Cassoulet, ce petit salopio, plus rusé que moi, nous a bien eu en tout cas. Son rôle aurait presque était parfait s´il n´était pas revenu à la fin (mais qui aurait trébuché sur la tête de Linki alors ?) . Bref, j´ai beaucoup aimé son obsession. Le véritable psychopathe c´était lui. Animé par une rédemption impie de ses camarades, il était assurément le plus fort de tous les personnages. Autant sur le plan physique que moral. Sa deuxième fin est pitoyable malgré tout cela.
Sheik, lui, est entre Scared et Cassoulet. Alors que Scared déjoue les pièges de François Pendu, Cassoulet fait son psychopathe dans son coin, mais Sheik n´est que le pantin de cette machination. Il n´est utile qu´à la fin, où ses actes héroïques paraissent plus anecdotiques qu´autre chose (tout comme le retour de Pendu).

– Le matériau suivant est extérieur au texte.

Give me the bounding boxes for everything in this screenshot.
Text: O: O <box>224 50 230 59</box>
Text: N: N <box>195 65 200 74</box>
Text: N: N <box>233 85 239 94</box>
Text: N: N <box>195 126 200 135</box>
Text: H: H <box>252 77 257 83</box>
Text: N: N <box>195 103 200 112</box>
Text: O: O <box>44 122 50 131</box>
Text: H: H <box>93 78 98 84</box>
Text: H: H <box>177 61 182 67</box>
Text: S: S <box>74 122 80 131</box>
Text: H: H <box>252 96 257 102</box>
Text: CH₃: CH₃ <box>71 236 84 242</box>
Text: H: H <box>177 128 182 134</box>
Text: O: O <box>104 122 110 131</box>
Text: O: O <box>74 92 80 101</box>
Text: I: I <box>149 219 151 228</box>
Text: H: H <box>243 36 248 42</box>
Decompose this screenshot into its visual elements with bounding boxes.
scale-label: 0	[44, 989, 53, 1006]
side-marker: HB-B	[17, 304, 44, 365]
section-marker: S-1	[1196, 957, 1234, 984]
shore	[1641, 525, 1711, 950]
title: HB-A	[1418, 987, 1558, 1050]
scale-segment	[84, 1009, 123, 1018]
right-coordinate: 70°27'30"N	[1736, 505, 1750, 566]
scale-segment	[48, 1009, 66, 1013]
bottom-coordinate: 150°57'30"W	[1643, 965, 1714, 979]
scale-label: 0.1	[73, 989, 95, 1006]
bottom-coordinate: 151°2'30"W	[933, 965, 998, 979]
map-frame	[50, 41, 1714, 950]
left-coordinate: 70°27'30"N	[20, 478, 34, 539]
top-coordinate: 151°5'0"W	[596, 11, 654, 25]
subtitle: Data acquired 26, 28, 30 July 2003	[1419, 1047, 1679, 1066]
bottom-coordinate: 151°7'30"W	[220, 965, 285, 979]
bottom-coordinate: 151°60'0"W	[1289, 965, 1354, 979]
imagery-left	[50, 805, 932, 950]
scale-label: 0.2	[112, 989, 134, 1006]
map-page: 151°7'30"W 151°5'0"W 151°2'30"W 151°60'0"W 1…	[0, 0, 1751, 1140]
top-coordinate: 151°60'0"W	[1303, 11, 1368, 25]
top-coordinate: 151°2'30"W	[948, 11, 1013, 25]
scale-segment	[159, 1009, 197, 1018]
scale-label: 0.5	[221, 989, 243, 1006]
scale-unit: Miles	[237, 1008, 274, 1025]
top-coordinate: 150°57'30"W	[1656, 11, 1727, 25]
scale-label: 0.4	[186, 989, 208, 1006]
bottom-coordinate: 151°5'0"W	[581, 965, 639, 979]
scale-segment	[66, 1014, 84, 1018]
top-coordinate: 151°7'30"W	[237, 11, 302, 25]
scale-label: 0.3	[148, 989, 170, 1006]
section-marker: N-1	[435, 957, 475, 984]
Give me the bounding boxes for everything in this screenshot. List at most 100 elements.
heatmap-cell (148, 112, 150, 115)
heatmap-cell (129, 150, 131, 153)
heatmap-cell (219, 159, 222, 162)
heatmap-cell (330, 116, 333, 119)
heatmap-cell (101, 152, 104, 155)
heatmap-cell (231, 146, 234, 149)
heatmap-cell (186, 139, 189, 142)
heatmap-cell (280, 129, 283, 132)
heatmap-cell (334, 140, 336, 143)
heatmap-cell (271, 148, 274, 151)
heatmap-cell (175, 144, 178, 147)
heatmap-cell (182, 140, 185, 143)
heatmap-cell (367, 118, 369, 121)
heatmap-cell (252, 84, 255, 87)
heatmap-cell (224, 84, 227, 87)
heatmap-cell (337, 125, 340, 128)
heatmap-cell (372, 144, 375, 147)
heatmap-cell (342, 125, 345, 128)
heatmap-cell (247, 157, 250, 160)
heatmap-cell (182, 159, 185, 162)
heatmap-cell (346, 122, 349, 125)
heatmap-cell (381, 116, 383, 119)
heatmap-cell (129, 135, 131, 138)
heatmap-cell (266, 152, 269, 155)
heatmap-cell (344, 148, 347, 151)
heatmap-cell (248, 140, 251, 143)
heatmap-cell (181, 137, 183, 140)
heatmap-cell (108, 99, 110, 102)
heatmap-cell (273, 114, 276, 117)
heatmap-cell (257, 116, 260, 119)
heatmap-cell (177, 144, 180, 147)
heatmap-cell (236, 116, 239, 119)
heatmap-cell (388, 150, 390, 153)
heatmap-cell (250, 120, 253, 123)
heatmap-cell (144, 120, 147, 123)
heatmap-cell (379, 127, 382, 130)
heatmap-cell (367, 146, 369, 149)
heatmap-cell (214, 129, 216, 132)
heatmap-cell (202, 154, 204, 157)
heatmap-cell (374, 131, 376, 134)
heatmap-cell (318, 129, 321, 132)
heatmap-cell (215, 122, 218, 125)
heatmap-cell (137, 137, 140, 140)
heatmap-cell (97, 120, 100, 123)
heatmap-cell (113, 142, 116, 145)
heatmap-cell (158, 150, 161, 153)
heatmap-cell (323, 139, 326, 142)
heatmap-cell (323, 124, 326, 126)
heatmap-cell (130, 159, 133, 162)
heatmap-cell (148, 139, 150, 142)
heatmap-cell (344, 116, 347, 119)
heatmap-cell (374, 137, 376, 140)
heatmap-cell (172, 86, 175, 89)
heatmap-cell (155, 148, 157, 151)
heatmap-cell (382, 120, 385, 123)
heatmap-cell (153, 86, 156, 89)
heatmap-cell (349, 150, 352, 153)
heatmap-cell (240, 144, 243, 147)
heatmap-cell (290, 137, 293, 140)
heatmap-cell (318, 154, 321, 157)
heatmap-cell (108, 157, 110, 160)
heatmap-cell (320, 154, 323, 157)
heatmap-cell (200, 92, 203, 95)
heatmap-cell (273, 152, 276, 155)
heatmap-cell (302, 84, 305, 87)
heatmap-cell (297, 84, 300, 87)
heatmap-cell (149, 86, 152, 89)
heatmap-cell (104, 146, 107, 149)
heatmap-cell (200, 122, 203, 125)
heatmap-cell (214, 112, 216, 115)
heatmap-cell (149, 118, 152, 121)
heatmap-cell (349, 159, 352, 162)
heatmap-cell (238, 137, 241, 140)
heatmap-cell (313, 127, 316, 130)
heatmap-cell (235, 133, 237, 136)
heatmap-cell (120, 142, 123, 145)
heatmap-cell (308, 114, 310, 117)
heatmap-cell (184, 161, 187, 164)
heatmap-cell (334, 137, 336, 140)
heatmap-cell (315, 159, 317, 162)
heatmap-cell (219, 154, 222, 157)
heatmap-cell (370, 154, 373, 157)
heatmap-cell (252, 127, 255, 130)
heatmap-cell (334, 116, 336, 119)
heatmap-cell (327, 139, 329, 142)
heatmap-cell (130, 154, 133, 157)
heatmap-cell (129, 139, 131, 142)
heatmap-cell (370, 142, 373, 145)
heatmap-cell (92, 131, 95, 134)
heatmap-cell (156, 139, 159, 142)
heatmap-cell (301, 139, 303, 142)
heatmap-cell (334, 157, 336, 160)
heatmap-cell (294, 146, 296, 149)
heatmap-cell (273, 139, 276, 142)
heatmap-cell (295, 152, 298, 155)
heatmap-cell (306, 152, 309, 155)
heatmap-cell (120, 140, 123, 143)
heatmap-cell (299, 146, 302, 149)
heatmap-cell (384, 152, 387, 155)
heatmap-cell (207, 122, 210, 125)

Je me suis gardé pour la fin, car y a des choses cool sur moi. Leader incontesté, presque le plus rusé, toujours là en cas de situation désespérée, s´il devait y avoir un héros ce serait presque moi au vu de tous mes actes plus téméraires les uns que les autres (la capture du Hache-Viande par exemple). Heureusement, dieu merci, il n´y a pas de héros dans cette histoire, et surtout mes actes "héroïques" ne vont pas sans la psychologie qui est géniale ! Je réfléchis, j´ai les bons réflexes, je prends toujours le revolver, et nul doute que sans moi, il y aurait eu plus de mort que ça. J´aurais tellement, pour compléter le cadre du héros imparfait, mourir en protégeant quelqu´un, en disant "Ne versez pas de larme, I´m on the road again" (bad joke).
Bref, j´ai été long à lire, mais long est mon commentaire, j´espère qu´il sonnera pour vous deux, Linki et Super-G comme une récompense (écrivant moi-même je sais que des commentaires sont des cadeaux bien plus parlants que n´importe quoi d´autre).
Je finirai sur deux choses.
La clé qui disparaît, c´était un classique, mais c´est toujours aussi cool de voir que ça a été pensé.
Et le mot de la fin : Stayin´ Alive !
Encore merci pour ce Noel Inoubliable (et encore désolé pour les hypothétiques fautes).